Funniest Movie Scene: (Note: At the time of writing this, I’ve yet to see Borat, so this could drastically change).

The Bungee Jump Scene in Jackass 2:
I won’t ruin it for those of you who haven’t seen it. But I was laughing and crying so hard at this scene that it took me a few minutes to catch my breath. Seriously, I couldn’t breathe because I was laughing so hard. I was pretty certain I was going die.

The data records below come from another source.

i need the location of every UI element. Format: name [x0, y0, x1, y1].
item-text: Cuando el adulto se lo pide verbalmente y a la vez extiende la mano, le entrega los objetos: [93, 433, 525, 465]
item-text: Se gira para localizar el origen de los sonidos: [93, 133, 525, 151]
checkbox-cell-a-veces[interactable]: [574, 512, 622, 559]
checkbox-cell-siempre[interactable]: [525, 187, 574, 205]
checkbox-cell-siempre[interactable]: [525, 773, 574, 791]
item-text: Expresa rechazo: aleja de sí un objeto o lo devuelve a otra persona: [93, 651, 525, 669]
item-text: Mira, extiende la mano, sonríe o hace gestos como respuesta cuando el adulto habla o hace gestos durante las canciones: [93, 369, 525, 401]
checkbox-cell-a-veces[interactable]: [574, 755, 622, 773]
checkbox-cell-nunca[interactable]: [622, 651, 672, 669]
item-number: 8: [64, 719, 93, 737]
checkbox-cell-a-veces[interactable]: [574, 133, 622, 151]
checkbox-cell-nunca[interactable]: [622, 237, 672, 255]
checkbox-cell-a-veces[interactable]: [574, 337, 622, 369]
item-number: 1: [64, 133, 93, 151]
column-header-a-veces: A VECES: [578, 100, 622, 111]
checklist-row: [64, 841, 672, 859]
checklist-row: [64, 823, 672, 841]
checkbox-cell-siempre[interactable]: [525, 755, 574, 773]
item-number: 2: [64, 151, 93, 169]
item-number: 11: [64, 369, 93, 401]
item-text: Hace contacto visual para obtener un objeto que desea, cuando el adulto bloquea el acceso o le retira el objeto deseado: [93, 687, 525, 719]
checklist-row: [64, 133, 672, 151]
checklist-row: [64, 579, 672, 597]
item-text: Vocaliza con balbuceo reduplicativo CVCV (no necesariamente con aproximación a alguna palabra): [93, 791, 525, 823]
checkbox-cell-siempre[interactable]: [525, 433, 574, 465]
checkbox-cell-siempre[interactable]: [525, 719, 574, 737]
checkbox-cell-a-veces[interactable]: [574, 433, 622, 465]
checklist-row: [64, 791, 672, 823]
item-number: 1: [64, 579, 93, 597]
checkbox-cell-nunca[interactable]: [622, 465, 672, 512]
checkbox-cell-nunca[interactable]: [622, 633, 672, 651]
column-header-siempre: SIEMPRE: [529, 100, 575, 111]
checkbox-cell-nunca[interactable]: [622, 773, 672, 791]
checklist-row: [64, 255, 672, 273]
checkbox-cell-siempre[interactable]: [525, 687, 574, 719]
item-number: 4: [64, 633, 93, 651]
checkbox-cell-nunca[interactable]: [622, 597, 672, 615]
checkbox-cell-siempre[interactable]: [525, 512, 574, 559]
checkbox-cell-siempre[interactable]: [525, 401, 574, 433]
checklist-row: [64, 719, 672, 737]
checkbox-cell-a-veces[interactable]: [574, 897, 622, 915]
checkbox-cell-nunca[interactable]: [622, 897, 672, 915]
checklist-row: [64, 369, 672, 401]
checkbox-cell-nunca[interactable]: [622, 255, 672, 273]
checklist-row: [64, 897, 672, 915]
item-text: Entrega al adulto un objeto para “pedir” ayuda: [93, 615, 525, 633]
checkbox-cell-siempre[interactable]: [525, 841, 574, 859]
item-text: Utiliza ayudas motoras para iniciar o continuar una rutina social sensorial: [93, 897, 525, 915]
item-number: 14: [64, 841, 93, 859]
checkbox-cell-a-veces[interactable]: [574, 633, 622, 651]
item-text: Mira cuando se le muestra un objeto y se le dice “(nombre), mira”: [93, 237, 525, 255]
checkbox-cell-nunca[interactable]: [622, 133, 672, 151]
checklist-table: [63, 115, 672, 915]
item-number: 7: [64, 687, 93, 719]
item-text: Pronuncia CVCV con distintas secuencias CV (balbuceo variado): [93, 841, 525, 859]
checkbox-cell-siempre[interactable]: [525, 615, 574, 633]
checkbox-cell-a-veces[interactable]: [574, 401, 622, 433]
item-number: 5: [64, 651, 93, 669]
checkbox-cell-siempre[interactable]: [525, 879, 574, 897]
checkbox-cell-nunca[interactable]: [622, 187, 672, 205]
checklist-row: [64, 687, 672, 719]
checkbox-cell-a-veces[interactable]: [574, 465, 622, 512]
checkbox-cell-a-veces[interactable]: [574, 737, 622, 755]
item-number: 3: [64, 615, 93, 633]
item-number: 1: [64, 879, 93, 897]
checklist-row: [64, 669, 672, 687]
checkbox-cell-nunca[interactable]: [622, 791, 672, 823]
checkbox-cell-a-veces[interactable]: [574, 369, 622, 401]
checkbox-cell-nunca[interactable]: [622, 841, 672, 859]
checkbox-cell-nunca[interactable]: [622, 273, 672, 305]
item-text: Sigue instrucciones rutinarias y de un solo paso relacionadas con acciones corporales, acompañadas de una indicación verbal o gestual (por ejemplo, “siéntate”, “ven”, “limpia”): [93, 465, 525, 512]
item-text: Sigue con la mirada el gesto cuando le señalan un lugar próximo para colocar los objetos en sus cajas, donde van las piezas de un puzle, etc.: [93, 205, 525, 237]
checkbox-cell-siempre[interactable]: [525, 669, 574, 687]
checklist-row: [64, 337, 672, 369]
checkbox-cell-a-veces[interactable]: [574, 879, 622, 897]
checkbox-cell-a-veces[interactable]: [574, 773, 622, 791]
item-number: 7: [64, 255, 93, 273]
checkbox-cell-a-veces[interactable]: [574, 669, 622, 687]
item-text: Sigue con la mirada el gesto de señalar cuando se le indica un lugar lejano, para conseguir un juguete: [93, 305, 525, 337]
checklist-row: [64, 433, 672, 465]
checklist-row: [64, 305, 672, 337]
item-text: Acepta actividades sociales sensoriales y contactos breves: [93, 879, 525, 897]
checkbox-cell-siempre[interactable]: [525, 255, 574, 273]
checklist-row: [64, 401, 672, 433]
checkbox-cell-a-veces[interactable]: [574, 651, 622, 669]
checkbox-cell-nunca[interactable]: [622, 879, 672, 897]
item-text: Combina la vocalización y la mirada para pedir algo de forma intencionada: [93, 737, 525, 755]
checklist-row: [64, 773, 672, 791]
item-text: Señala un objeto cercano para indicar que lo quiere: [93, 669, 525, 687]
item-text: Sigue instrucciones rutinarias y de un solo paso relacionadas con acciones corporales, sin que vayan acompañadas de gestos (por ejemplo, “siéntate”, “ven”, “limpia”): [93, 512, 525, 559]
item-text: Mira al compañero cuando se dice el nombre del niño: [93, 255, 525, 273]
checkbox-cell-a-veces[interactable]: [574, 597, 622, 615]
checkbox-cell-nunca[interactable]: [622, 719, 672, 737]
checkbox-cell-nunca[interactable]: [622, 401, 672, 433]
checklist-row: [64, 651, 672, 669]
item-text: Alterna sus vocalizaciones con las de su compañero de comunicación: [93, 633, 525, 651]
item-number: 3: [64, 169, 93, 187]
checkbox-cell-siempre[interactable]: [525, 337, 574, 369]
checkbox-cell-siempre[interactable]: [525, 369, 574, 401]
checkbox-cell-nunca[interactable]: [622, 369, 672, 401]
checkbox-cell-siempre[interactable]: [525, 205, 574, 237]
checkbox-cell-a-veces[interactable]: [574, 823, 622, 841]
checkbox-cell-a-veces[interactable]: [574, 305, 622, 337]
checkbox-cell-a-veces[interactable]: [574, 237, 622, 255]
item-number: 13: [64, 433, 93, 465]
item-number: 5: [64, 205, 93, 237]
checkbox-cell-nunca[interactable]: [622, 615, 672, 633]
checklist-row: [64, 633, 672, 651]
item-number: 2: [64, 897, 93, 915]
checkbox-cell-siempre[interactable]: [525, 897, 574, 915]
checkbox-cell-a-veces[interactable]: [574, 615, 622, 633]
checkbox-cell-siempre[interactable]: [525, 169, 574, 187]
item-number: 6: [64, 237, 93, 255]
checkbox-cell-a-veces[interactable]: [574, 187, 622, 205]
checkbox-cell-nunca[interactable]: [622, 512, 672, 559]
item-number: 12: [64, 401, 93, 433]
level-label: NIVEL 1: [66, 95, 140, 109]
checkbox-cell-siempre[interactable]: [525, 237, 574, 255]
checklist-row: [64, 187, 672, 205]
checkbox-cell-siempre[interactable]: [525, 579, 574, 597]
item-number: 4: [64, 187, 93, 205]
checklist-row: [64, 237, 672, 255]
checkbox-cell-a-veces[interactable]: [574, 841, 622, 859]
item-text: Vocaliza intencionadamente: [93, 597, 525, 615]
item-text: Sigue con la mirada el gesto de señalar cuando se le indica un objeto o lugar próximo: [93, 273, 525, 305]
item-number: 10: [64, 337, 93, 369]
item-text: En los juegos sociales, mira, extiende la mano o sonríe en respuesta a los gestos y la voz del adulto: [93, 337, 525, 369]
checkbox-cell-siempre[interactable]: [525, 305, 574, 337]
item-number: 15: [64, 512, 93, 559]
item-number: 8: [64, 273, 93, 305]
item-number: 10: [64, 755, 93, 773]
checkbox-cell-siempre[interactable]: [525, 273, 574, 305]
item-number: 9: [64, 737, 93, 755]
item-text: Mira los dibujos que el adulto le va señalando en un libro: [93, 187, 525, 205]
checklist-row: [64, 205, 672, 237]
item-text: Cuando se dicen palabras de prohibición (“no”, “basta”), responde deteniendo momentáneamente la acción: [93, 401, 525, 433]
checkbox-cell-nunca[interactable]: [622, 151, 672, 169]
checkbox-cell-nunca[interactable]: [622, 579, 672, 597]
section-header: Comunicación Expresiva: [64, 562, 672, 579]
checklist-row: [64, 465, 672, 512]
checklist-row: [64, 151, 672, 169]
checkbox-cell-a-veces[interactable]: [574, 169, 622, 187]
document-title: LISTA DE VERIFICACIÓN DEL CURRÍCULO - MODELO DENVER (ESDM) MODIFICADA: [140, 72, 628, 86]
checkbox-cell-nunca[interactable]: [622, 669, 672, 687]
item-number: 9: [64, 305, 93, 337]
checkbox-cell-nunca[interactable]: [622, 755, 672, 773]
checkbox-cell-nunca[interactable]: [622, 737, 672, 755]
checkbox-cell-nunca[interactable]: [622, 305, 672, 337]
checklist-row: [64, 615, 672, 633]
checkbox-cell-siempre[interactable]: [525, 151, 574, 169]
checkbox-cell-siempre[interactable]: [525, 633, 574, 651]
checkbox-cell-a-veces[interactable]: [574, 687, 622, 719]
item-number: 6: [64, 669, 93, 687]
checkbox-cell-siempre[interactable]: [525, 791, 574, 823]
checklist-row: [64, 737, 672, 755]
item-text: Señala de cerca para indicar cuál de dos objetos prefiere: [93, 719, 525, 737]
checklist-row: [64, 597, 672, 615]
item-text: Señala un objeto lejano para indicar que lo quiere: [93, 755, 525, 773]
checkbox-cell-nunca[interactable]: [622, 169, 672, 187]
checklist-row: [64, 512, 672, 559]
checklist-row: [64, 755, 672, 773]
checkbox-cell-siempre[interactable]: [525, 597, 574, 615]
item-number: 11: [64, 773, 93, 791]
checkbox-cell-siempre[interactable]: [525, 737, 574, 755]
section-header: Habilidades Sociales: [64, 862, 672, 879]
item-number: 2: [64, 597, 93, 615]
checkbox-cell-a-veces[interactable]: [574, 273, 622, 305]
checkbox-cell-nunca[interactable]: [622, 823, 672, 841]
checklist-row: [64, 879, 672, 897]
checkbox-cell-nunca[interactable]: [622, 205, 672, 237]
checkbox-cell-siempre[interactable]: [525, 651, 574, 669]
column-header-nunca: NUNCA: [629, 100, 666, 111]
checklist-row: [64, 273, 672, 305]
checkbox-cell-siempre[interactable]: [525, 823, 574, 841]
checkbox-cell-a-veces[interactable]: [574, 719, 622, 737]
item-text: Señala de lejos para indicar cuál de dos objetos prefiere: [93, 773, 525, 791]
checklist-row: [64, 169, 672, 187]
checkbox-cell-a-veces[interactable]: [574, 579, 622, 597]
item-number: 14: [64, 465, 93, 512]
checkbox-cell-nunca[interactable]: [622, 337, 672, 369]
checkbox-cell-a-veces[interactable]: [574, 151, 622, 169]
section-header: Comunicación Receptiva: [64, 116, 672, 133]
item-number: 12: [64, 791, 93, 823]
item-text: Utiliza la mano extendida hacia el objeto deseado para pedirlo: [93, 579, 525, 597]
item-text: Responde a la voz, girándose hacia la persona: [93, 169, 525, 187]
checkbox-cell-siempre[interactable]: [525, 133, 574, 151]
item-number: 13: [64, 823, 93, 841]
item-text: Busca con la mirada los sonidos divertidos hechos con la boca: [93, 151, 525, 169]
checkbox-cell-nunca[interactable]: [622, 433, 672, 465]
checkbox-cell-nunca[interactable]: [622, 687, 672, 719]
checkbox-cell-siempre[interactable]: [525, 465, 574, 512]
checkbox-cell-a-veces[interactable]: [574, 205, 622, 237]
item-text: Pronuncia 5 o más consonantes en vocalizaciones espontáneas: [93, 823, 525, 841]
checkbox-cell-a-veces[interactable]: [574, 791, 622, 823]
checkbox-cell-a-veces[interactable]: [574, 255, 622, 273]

Best Concert I went to in 2006:

No contest here.

Andrew Bird at the Rialto: Let me start out by saying that if you want to have a career as a musician, do not go see Mr. Bird live. He will shame you, and just about everyone else making music these days. Bird spends the majority of his time playing and looping multiple instruments, whistling in perfect pitch, singing in a voice so pure you’d swear he was God’s second son, and all the while his lyrics are better and far more clever than everyone else’s. After the show, for which I spent 95% of picking my jaw off the floor because I was in awe of the man’s amazing talent, my brother Luke summed things up perfectly: “If I was a musician, I think I’d go home and blow my brains out, because I’d never even come close to that.” And he was exactly right. Andrew Bird is just playing a different game than everyone else. To put it in simpler terms, I’ll say this: Andrew Bird’s the NBA premier superstar, while everyone else is in the WNBA D-league.***

Best Party of 2006:

The 4th Annual Ugly Christmas Sweater Party (The original, except no imitations): The party hasn’t even happened yet, but I know that something epic will happen at it. For those of you lucky enough to be attending this year’s party, you’re welcome to join me in saying the following prayer/mantra****: Please, oh please, don’t let me be the individual who makes such an a$$ of himself this year that the story of me is relayed all the way up to next year’s party, in which time some one else will f@#$ up and replace me.

Stay tuned in the next few weeks for my Top Songs and Albums list that will be incredibly long and overly pretentious. That’s all for now.

Until We Meet Again

* Thanks Billy
** Circa 2006
*** OK. so that’s an over-exaggeration. But Bird is more musically talented than anyone I’ve ever seen or heard, no joke.
***Whatever your religious preference may be. I don’t discriminate here, unless of course you’re Asian. (It’s a joke, people. I have Asian friends, honest. Ask Aaron if you don’t believe me).